Llegó el día esperado. Por instinto ancestral vi acercarse la lluvia. Voy a la vieja casa de la chacra familiar. Está abandonada igual que las de los vecinos, pero habitable durante las jornadas de trabajo. Éste es el mío, además de mi pasión. Pintar imágenes reales que reflejen más que las fotografías. Enmarco con mis manos el paisaje. Ellas trasmiten a la mente, igual que la vista, lo que perciben. Se forma la idea y la llevo a la tela.
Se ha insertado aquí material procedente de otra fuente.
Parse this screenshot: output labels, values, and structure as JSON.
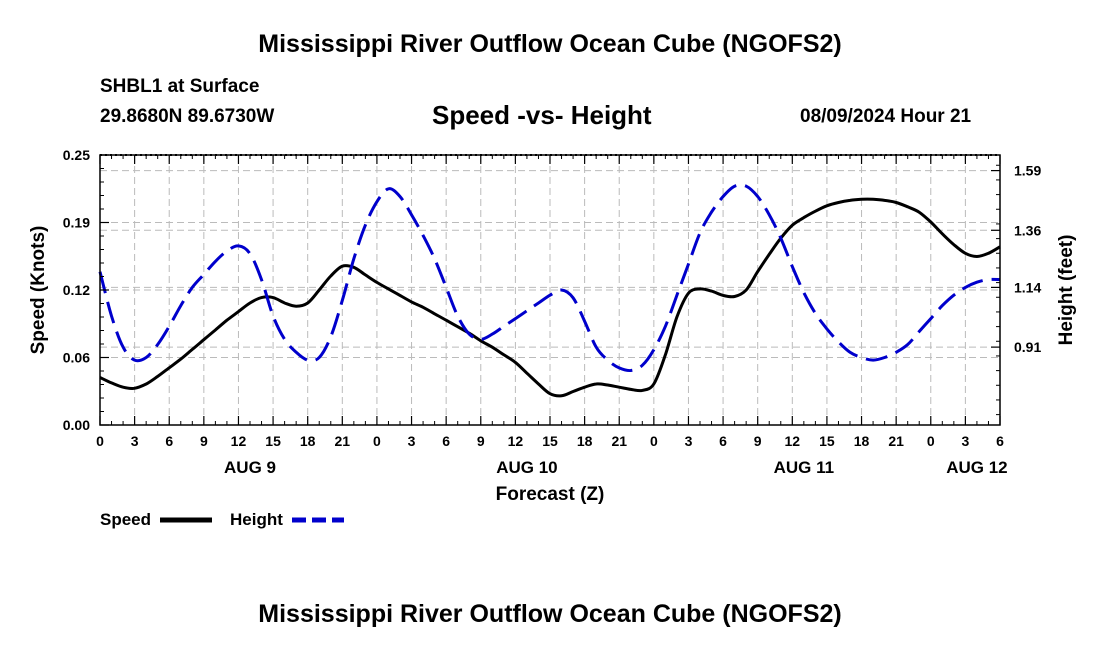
{
  "header": {
    "title": "Mississippi River Outflow Ocean Cube (NGOFS2)",
    "station": "SHBL1 at Surface",
    "coords": "29.8680N  89.6730W",
    "subtitle": "Speed -vs- Height",
    "timestamp": "08/09/2024 Hour 21"
  },
  "footer": {
    "title": "Mississippi River Outflow Ocean Cube (NGOFS2)"
  },
  "chart_data": {
    "type": "line",
    "title": "Speed -vs- Height",
    "xlabel": "Forecast (Z)",
    "ylabel": "Speed (Knots)",
    "y2label": "Height (feet)",
    "xlim": [
      0,
      78
    ],
    "ylim": [
      0,
      0.25
    ],
    "y2lim": [
      0.61,
      1.65
    ],
    "grid": true,
    "x_tick_labels": [
      "0",
      "3",
      "6",
      "9",
      "12",
      "15",
      "18",
      "21",
      "0",
      "3",
      "6",
      "9",
      "12",
      "15",
      "18",
      "21",
      "0",
      "3",
      "6",
      "9",
      "12",
      "15",
      "18",
      "21",
      "0",
      "3",
      "6"
    ],
    "y_tick_labels": [
      "0.00",
      "0.06",
      "0.12",
      "0.19",
      "0.25"
    ],
    "y2_tick_labels": [
      "0.91",
      "1.14",
      "1.36",
      "1.59"
    ],
    "date_labels": [
      {
        "hour": 13,
        "label": "AUG 9"
      },
      {
        "hour": 37,
        "label": "AUG 10"
      },
      {
        "hour": 61,
        "label": "AUG 11"
      },
      {
        "hour": 76,
        "label": "AUG 12"
      }
    ],
    "series": [
      {
        "name": "Speed",
        "axis": "left",
        "color": "#000000",
        "style": "solid",
        "x": [
          0,
          1,
          2,
          3,
          4,
          5,
          6,
          7,
          8,
          9,
          10,
          11,
          12,
          13,
          14,
          15,
          16,
          17,
          18,
          19,
          20,
          21,
          22,
          23,
          24,
          25,
          26,
          27,
          28,
          29,
          30,
          31,
          32,
          33,
          34,
          35,
          36,
          37,
          38,
          39,
          40,
          41,
          42,
          43,
          44,
          45,
          46,
          47,
          48,
          49,
          50,
          51,
          52,
          53,
          54,
          55,
          56,
          57,
          58,
          59,
          60,
          61,
          62,
          63,
          64,
          65,
          66,
          67,
          68,
          69,
          70,
          71,
          72,
          73,
          74,
          75,
          76,
          77,
          78
        ],
        "values": [
          0.044,
          0.039,
          0.035,
          0.034,
          0.038,
          0.045,
          0.053,
          0.061,
          0.07,
          0.079,
          0.088,
          0.097,
          0.105,
          0.113,
          0.118,
          0.118,
          0.113,
          0.11,
          0.113,
          0.125,
          0.138,
          0.147,
          0.146,
          0.139,
          0.132,
          0.126,
          0.12,
          0.114,
          0.109,
          0.103,
          0.097,
          0.091,
          0.085,
          0.078,
          0.072,
          0.065,
          0.058,
          0.048,
          0.038,
          0.029,
          0.027,
          0.031,
          0.035,
          0.038,
          0.037,
          0.035,
          0.033,
          0.032,
          0.038,
          0.065,
          0.1,
          0.122,
          0.126,
          0.124,
          0.12,
          0.119,
          0.125,
          0.142,
          0.158,
          0.173,
          0.185,
          0.192,
          0.198,
          0.203,
          0.206,
          0.208,
          0.209,
          0.209,
          0.208,
          0.206,
          0.202,
          0.197,
          0.188,
          0.177,
          0.167,
          0.159,
          0.156,
          0.159,
          0.165
        ]
      },
      {
        "name": "Height",
        "axis": "right",
        "color": "#0000cc",
        "style": "dashed",
        "x": [
          0,
          1,
          2,
          3,
          4,
          5,
          6,
          7,
          8,
          9,
          10,
          11,
          12,
          13,
          14,
          15,
          16,
          17,
          18,
          19,
          20,
          21,
          22,
          23,
          24,
          25,
          26,
          27,
          28,
          29,
          30,
          31,
          32,
          33,
          34,
          35,
          36,
          37,
          38,
          39,
          40,
          41,
          42,
          43,
          44,
          45,
          46,
          47,
          48,
          49,
          50,
          51,
          52,
          53,
          54,
          55,
          56,
          57,
          58,
          59,
          60,
          61,
          62,
          63,
          64,
          65,
          66,
          67,
          68,
          69,
          70,
          71,
          72,
          73,
          74,
          75,
          76,
          77,
          78
        ],
        "values": [
          1.2,
          1.03,
          0.91,
          0.86,
          0.87,
          0.92,
          0.99,
          1.07,
          1.14,
          1.19,
          1.24,
          1.28,
          1.3,
          1.27,
          1.17,
          1.03,
          0.94,
          0.89,
          0.86,
          0.87,
          0.95,
          1.09,
          1.25,
          1.38,
          1.47,
          1.52,
          1.49,
          1.42,
          1.34,
          1.25,
          1.14,
          1.03,
          0.96,
          0.94,
          0.96,
          0.99,
          1.02,
          1.05,
          1.08,
          1.11,
          1.13,
          1.1,
          1.01,
          0.91,
          0.86,
          0.83,
          0.82,
          0.84,
          0.9,
          0.99,
          1.11,
          1.23,
          1.35,
          1.43,
          1.49,
          1.53,
          1.53,
          1.49,
          1.42,
          1.33,
          1.22,
          1.12,
          1.04,
          0.98,
          0.93,
          0.89,
          0.87,
          0.86,
          0.87,
          0.89,
          0.92,
          0.97,
          1.02,
          1.07,
          1.11,
          1.14,
          1.16,
          1.17,
          1.17
        ]
      }
    ],
    "legend": [
      {
        "label": "Speed",
        "color": "#000000",
        "style": "solid"
      },
      {
        "label": "Height",
        "color": "#0000cc",
        "style": "dashed"
      }
    ]
  }
}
Llueve lento, con mansedumbre. Apenas una garúa al comienzo.
Cuando el agua se escurre por mis dedos me refugio bajo el alero y los dejo afuera para que fluyan los recuerdos por sus extremos.
Los verdes cambian de tonalidad al lavarse pastos, árboles, sembrados.
Sólo queda un manchón sin color, donde no crece nada. Es el resabio de una picardía infantil, el lugar donde enterré una lata con sal. Conmovida me veo niña otra vez, caminando sin rumbo, un día como el de hoy, con capa, sombrero y botas cubriéndome. Sólo mis manos sentían la caricia del líquido frío. Calor en el alma, alegría de estar viva. Ahí comenzó mi atracción por la pintura. Quería plasmar con los pinceles lo que sentía.
Luego otra evocación me llega. La de los veinte, en esa última cita bajo el paraguas, con las manos mojadas de llovizna y lágrimas ante el adiós inevitable. Era un día de lluvia cuando nació mi hijo. Las palmas húmedas apoyadas en los vidrios expresaban muchos sentires. Ansiedad, alborozo, dudas, incógnitas. Hoy él me acompaña, en silencio, para no ahuyentar mis pensamientos.Gozamos los dos, pintando el paisaje con las manos.
Quiero los días de lluvia. Traen desde lo alto el agua que hace flotar en la corriente el barco de papel de la existencia.